Oftentimes, parents and Nanny aren’t on the same page when it comes to the many issues associated with raising a child—not unlike how a mother and father may have differing opinions. It can often feel uncomfortable for a parent to tell the caretaker who looks after his or her child what to do—acting as her boss, when she really feels more like a member of the family. Here are four common miscommunications between parent and nanny, and how to resolve them:
1. The nanny is unclear of what her duties entail.
The best way to solve this issue is with a written Employer/Employee Contract. Neverland Nannies & Domestics can provide a template for a family and nanny that they can use to clearly outline duties and expectations. Although this may seem formal to some, the nanny/family dynamic is still an employer/employee relationship and should be treated as such. A contract is helpful because either party can refer back to it, and the nanny will feel comfortable knowing that her duties have been clearly outlined from the start. If the family would like to add chores to her list of duties, negotiations for additional pay can be discussed and the contract revised. It should be looked at as a living document that can and most likely will be altered as the nanny and family grow together in their relationship. Additionally, if possible, a parent should consider taking a couple of days off from work to train the nanny when she is first hired.
2. Miscommunication: small issues become big problems because they are not addressed immediately.
There are many variables that affect a family’s day-to-day life with their nanny. It can take a nanny several months to understand the ebbs and flows of the household and the specific characteristics of each family member, which can make these challenging times. Furthermore, it can feel uncomfortable for a parent to address an issue with someone who is so closely connected with his or her family. This is why it is important, right off the bat, to establish a weekly, or bimonthly meeting where the parents and nanny can address any issues he or she is having. These should just be casual conversations—just a chance to exchange thoughts and recommendations. This will allow everyone to “check-in” on a consistent basis and nobody will have to stress about the best time to bring up a sensitive issue. Nobody is a mind reader, so with this consistent communication, you are more likely to avoid resentment.
3. On-time arrivals
This section applies to both nanny and parent—and hey, we live in Southern California where traffic is as common as blue skies and 80-degree weather in February. So, to expect that a nanny will arrive exactly at 7:30am— every. single. day, will only lead to disappointment. However, that doesn’t mean that a nanny shouldn’t be held to the same standards as any other employee in the workforce. The nanny has a responsibility to be at her place of work at the expected time every day, even though it’s just at your home.
This standard also applies to the parent; coming home from work, a little later and later every evening can often lead to feelings of resentment by the nanny because she can feel as though you don’t value her time or she may begin to feel taken advantage of.

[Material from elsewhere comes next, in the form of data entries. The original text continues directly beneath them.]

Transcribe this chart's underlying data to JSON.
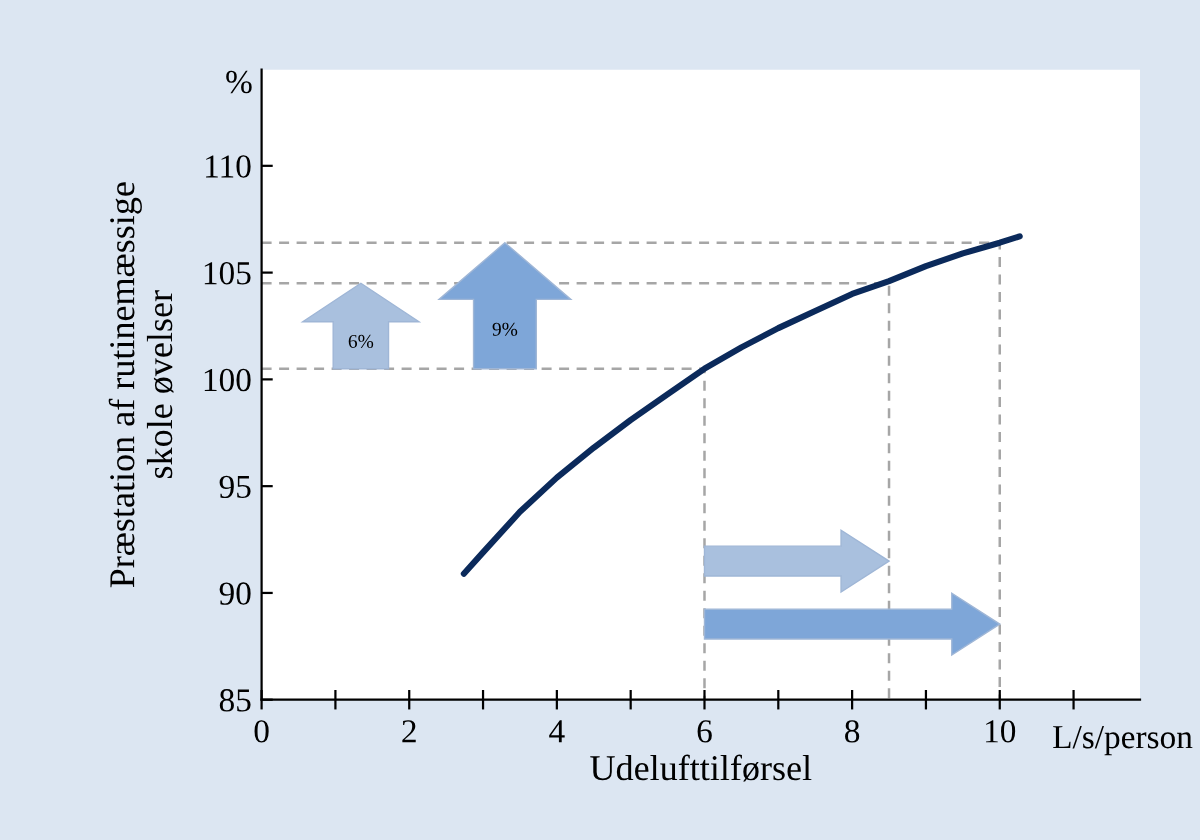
{
  "chart_data": {
    "type": "line",
    "xlabel": "Udelufttilførsel",
    "ylabel": "Præstation af rutinemæssige\nskole øvelser",
    "annotations": [
      "%",
      "L/s/person",
      "6%",
      "9%"
    ],
    "xlim": [
      0,
      11.9
    ],
    "ylim": [
      85,
      114.5
    ],
    "xticks": [
      0,
      {
        "value": 1,
        "label": null
      },
      2,
      {
        "value": 3,
        "label": null
      },
      4,
      {
        "value": 5,
        "label": null
      },
      6,
      {
        "value": 7,
        "label": null
      },
      8,
      {
        "value": 9,
        "label": null
      },
      10,
      {
        "value": 11,
        "label": null
      }
    ],
    "yticks": [
      85,
      90,
      95,
      100,
      105,
      110
    ],
    "grid": false,
    "marker": "none",
    "series": [
      {
        "color": "#0b2a5b",
        "line_style": "solid",
        "x": [
          2.74,
          3,
          3.5,
          4,
          4.5,
          5,
          5.5,
          6,
          6.5,
          7,
          7.5,
          8,
          8.5,
          9,
          9.5,
          10,
          10.27
        ],
        "values": [
          90.9,
          91.9,
          93.8,
          95.4,
          96.8,
          98.1,
          99.3,
          100.5,
          101.5,
          102.4,
          103.2,
          104.0,
          104.6,
          105.3,
          105.9,
          106.4,
          106.7
        ]
      },
      {
        "color": "#a6a6a6",
        "line_style": "dashed",
        "x": [
          0,
          6,
          6
        ],
        "values": [
          100.5,
          100.5,
          85
        ]
      },
      {
        "color": "#a6a6a6",
        "line_style": "dashed",
        "x": [
          0,
          8.5,
          8.5
        ],
        "values": [
          104.5,
          104.5,
          85
        ]
      },
      {
        "color": "#a6a6a6",
        "line_style": "dashed",
        "x": [
          0,
          10,
          10
        ],
        "values": [
          106.4,
          106.4,
          85
        ]
      }
    ]
  }
}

Again, using the tips from #1 and creating a clear contract with expectations of start and end times will help in this situation, and so will #2. On the rare occasion a parent is going to be late coming home, it should be clearly communicated as early in the day as possible with the nanny. If it becomes the norm, the contract should be adjusted and the nanny should be fairly compensated for her extra time.
4. Payroll issues
This is a big one and is one of the most common questions we get from both parents and nannies at Neverland Nannies. Technically, a family cannot 1099 a full-time nanny who works in his or her home; the full-time nanny must be provided a W-2. These are employees who have the same rights to Social Security, Medicare and often need proof of employment in order to rent apartments, buy cars, and to establish credit. Many nannies feel uncomfortable asking their employer to put them on payroll, but it is an extremely important process and is the only legal way to compensate a full-time employee. At Neverland Nannies we always refer our clients to Breedlove and Associates for advice as well as to establish payroll with their domestic employees. Also, parents should always consult their CPAs regarding compensation for their nanny.